O domínio da interpretação textual exige a suspensão de julgamentos pessoais e a aplicação rigorosa de critérios lógicos para validar inferências. A prática constante de identificação de marcas linguísticas (pressupostos), distinção entre fato e opinião e reconhecimento de relações de coesão constitui a base para o êxito em avaliações formais. O erro mais recorrente não é a falta de vocabulário, mas a extrapolação do texto, projetando conhecimentos de mundo que o autor não endossou. Para consolidar essa competência, priorize a releitura analítica, questionando a função de cada parágrafo e a validade lógica de cada conectivo empregado.

Questões Comentadas e Analisadas

A aplicação prática dos mecanismos de coesão, coerência e inferência é testada rigorosamente em avaliações formais. A resolução comentada de questões reais, com o mesmo perfil cognitivo das originais, permite identificar as armadilhas das bancas, a lógica de construção dos gabaritos e a neutralidade analítica exigida do candidato frente a textos de diferentes gêneros e intencionalidades.

Questão 1 - FGV (Perfil: Estratégia Argumentativa e Efeitos de Sentido)

Tecnologia e natureza: um equilíbrio possível
(1) Vivemos em uma era de aceleração tecnológica sem precedentes. No entanto, essa corrida não precisa significar o abandono de nossa conexão com o mundo natural. Pelo contrário, as ferramentas digitais, quando bem direcionadas, podem ser aliadas na preservação ambiental. (2) Sensores de monitoramento florestal, aplicativos de consumo consciente e plataformas de educação ambiental demonstram que a inovação e a sustentabilidade não são inimigas. (3) O desafio não está na tecnologia em si, mas na intencionalidade de seu uso. Cabe a nós, sociedade, exigir que o progresso técnico sirva à manutenção da vida, e não à sua exaustão. (4) Portanto, o futuro não exige que voltemos às cavernas, mas que usemos nossa inteligência coletiva para garantir que a natureza continue sendo nossa casa, e não apenas nosso recurso.

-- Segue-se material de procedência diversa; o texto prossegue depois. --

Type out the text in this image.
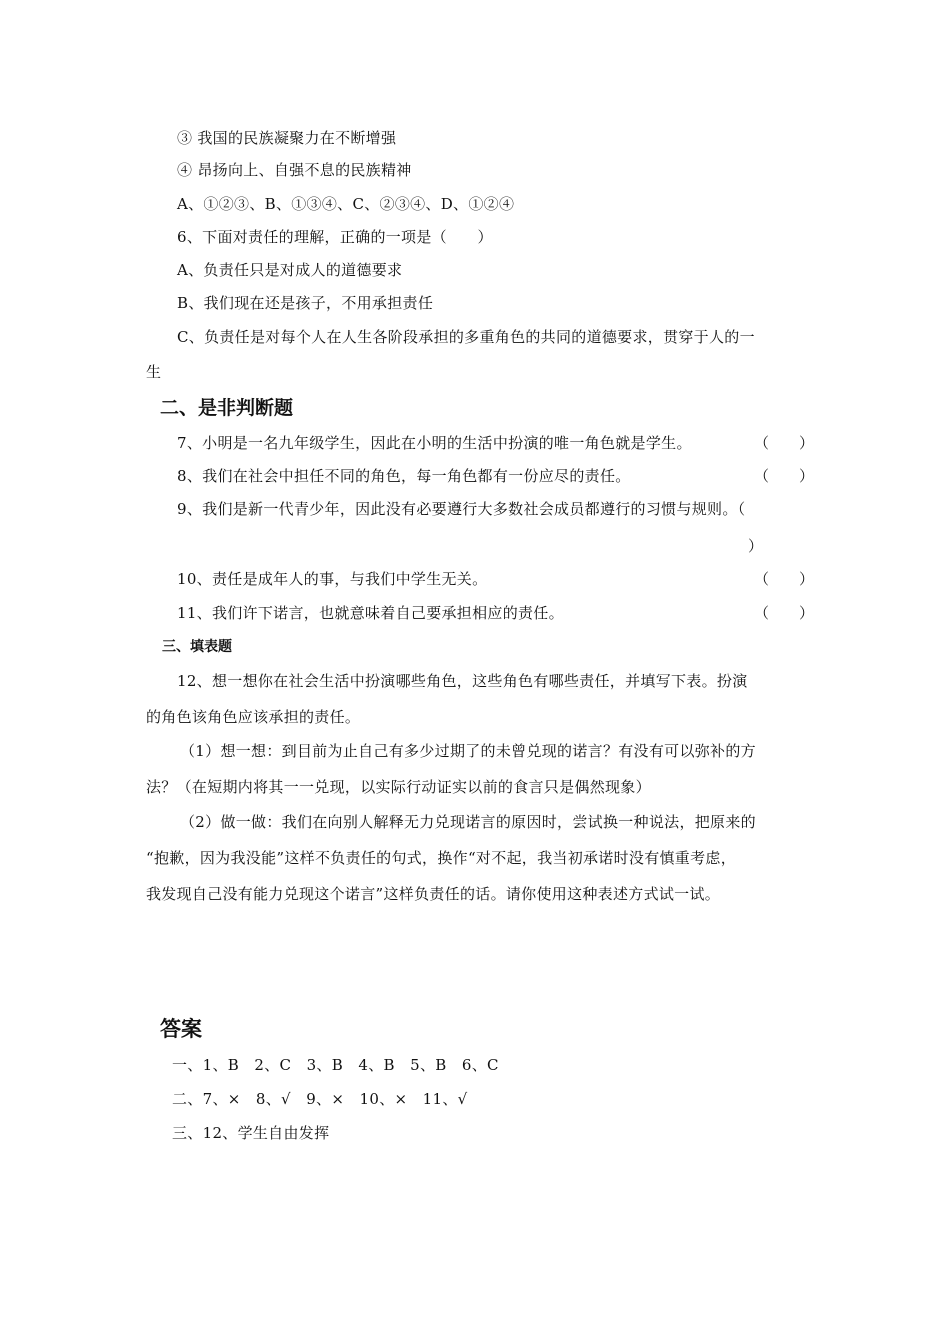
③ 我国的民族凝聚力在不断增强
④ 昂扬向上、自强不息的民族精神
A、①②③、B、①③④、C、②③④、D、①②④
6、下面对责任的理解，正确的一项是（　　）
A、负责任只是对成人的道德要求
B、我们现在还是孩子，不用承担责任
C、负责任是对每个人在人生各阶段承担的多重角色的共同的道德要求，贯穿于人的一
生
二、是非判断题
7、小明是一名九年级学生，因此在小明的生活中扮演的唯一角色就是学生。	（　　）
8、我们在社会中担任不同的角色，每一角色都有一份应尽的责任。	（　　）
9、我们是新一代青少年，因此没有必要遵行大多数社会成员都遵行的习惯与规则。（
）
10、责任是成年人的事，与我们中学生无关。	（　　）
11、我们许下诺言，也就意味着自己要承担相应的责任。	（　　）
三、填表题
12、想一想你在社会生活中扮演哪些角色，这些角色有哪些责任，并填写下表。扮演
的角色该角色应该承担的责任。
（1）想一想：到目前为止自己有多少过期了的未曾兑现的诺言？有没有可以弥补的方
法？（在短期内将其一一兑现，以实际行动证实以前的食言只是偶然现象）
（2）做一做：我们在向别人解释无力兑现诺言的原因时，尝试换一种说法，把原来的
“抱歉，因为我没能”这样不负责任的句式，换作“对不起，我当初承诺时没有慎重考虑，
我发现自己没有能力兑现这个诺言”这样负责任的话。请你使用这种表述方式试一试。
答案
一、1、B　2、C　3、B　4、B　5、B　6、C
二、7、×　8、√　9、×　10、×　11、√
三、12、学生自由发挥
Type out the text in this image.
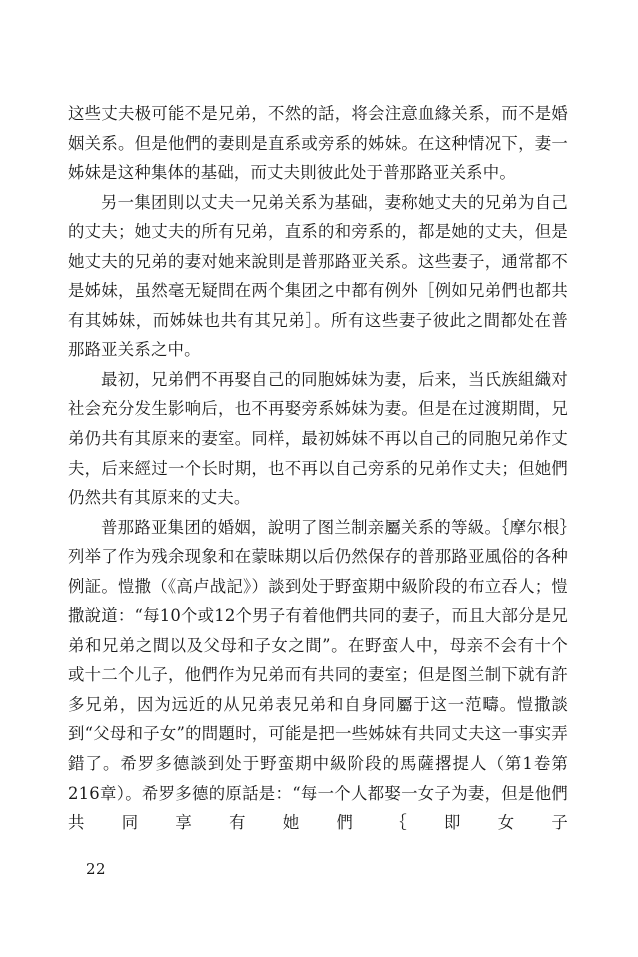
这些丈夫极可能不是兄弟，不然的話，将会注意血緣关系，而不是婚姻关系。但是他們的妻則是直系或旁系的姊妹。在这种情况下，妻一姊妹是这种集体的基础，而丈夫則彼此处于普那路亚关系中。

另一集团則以丈夫一兄弟关系为基础，妻称她丈夫的兄弟为自己的丈夫；她丈夫的所有兄弟，直系的和旁系的，都是她的丈夫，但是她丈夫的兄弟的妻对她来說則是普那路亚关系。这些妻子，通常都不是姊妹，虽然毫无疑問在两个集团之中都有例外［例如兄弟們也都共有其姊妹，而姊妹也共有其兄弟］。所有这些妻子彼此之間都处在普那路亚关系之中。

最初，兄弟們不再娶自己的同胞姊妹为妻，后来，当氏族組織对社会充分发生影响后，也不再娶旁系姊妹为妻。但是在过渡期間，兄弟仍共有其原来的妻室。同样，最初姊妹不再以自己的同胞兄弟作丈夫，后来經过一个长时期，也不再以自己旁系的兄弟作丈夫；但她們仍然共有其原来的丈夫。

普那路亚集团的婚姻，說明了图兰制亲屬关系的等級。｛摩尔根｝列举了作为残余现象和在蒙昧期以后仍然保存的普那路亚風俗的各种例証。愷撒（《高卢战記》）談到处于野蛮期中級阶段的布立吞人；愷撒說道：“每10个或12个男子有着他們共同的妻子，而且大部分是兄弟和兄弟之間以及父母和子女之間”。在野蛮人中，母亲不会有十个或十二个儿子，他們作为兄弟而有共同的妻室；但是图兰制下就有許多兄弟，因为远近的从兄弟表兄弟和自身同屬于这一范疇。愷撒談到“父母和子女”的問題时，可能是把一些姊妹有共同丈夫这一事实弄錯了。希罗多德談到处于野蛮期中級阶段的馬薩撂提人（第1卷第216章）。希罗多德的原話是：“每一个人都娶一女子为妻，但是他們共同享有她們｛即女子

22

Enunciado: Se observarmos a organização que o autor dá ao seu texto, vamos identificar que ele emprega certas estratégias para obter alguns efeitos de sentido. Assinale a alternativa que identifica e relaciona CORRETAMENTE as estratégias e os efeitos de sentido obtidos.

  • (A) Ao anunciar o tema no primeiro parágrafo, o autor pretende demonstrar superioridade técnica, afastando o leitor leigo da discussão.
  • (B) O uso exclusivo de dados estatísticos ao longo do texto visa restringir o debate a especialistas da área de tecnologia da informação.
  • (C) Na conclusão do texto, o autor sintetiza a tese, ao mesmo tempo em que responsabiliza e envolve o leitor na causa socioambiental, utilizando a primeira pessoa do plural.
  • (D) Ao afirmar que "o futuro não exige que voltemos às cavernas", o autor desqualifica qualquer esforço de preservação ambiental como um retrocesso civilizatório.
  • (E) O texto adota um tom predominantemente poético e subjetivo, evitando qualquer tipo de argumentação lógica ou factual sobre o tema.
Ver gabarito e análise detalhada

Alternativa correta: (C)

Análise: No último parágrafo, o autor retoma a tese central e utiliza o pronome "nós" ("Cabe a nós, sociedade", "nosso recurso"), criando proximidade e atribuindo responsabilidade coletiva ao leitor. As demais alternativas distorcem a intenção do autor: o texto é acessível (não afasta o leigo), usa exemplos e não apenas estatísticas, e a menção às "cavernas" é uma metáfora para rejeitar o retrocesso, não a preservação.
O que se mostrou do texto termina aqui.